I am with my dh and partner for 12 years. There is no verbal negotiation of consent in our sexual relationship: we understand eachother nonverbally if it's a yes, a kiss leads to more, to cuddles and desire etc. If one of us makes an advance the other doesn't wish to reciprocate, then it is verbal: from a straightforward 'no' to the jokey 'get your mitts off me, I'm tired' kind of response that Anchor gave.
I can understand why people are confused about the issue of explicit consent in a marriage e.g. in some posts it does seem as though this is a formal part of 'proceedings' e.g. "do you, my lovely wife, consent to have me putting my penis inside you tonight?" - and of course, this seems unnatural and strange.
I also understand that many women sometimes have sex because they feel they should. The ebb and flow of sexual desire over a lifetime means sometimes one partner is not really 'up for it' but knows, somewhere inside, they will enjoy it when it happens and besides, they enjoy the feeling of satisfying their partner even if they themselves are not particularly interested. This is not always a sexual thing, per se. I seem to spend my life asking my husband for neck and shoulder massages and I know that he finds it tiring but he does it because it makes me happy. And sometimes he says no and I say 'ah go on! Pleeeeeeeeeeeease!' and he does it half-heartedly etc etc. There is an element of give and take about personal desires (sexual and non-sexual) in any relationship.

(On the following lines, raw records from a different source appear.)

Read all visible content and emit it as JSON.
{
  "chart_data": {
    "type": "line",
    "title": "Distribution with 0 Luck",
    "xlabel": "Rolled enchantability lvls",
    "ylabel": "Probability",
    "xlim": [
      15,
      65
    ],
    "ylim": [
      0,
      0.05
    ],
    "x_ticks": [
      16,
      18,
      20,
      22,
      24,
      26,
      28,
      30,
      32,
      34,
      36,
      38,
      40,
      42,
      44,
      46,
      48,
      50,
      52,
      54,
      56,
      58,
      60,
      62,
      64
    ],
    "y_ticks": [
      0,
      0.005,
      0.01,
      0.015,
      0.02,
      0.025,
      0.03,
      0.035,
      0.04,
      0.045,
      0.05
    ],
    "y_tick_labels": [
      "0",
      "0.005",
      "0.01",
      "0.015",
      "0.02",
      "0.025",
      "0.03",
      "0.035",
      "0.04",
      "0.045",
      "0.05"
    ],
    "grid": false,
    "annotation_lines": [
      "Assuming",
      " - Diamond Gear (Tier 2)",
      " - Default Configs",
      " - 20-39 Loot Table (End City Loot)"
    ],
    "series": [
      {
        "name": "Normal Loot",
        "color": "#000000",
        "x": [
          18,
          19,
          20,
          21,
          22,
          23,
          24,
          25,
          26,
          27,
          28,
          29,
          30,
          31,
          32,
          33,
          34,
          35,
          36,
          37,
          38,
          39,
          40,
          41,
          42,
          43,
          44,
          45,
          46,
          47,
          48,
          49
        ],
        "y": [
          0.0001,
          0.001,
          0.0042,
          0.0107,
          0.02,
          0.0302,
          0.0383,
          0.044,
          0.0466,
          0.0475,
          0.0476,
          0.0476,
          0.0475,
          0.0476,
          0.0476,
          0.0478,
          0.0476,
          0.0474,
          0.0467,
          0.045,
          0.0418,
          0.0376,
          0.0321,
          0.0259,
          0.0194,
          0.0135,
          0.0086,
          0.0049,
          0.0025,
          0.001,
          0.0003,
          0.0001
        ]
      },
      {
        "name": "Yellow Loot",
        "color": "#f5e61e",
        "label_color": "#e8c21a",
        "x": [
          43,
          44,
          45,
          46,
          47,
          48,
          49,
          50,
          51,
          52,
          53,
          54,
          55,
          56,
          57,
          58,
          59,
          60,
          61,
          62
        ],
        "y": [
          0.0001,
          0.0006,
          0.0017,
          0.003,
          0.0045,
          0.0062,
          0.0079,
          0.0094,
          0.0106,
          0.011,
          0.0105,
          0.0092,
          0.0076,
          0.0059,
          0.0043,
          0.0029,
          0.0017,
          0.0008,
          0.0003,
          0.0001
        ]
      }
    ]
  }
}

However, what happened in Anchor's case is that the natural give-and-take of a long-term relationship, all those little compromises of personal desire we make for one another etc, was violated. Because, on this occasion, the 'ah go on! Pleeeeeeeeeeeeeeeeeeeease' was met with a no and a firm one in that - verbally and nonverbally as she went back to sleep - and her husband, instead of continuing the interaction on an equal level, chose to override the rejection. He essentially said, to hell with you saying no, this is what I want and I'm having it whether you want it or not. Perhaps he told himself he wasn't, but he chose to have sex with his wife when she had said no and she was, essentially, asleep.
I can't see how anyone can spin that as being okay and not a serious violation of trust and love in Anchor's relationship. No, it is possibly not the same as him beating her down and giving her a black eye while doing it in the sense it was not, maybe, intended as an act of violence, but it is absolutely and utterly NOT OKAY and it was an abuse of power and demonstrative of a pervasive attitude in society (as demonstrated on this thread) that marriage = an available vagina, regardless of the woman's feelings about that. It was sex against Anchor's consent. And that, I'm afraid, is rape.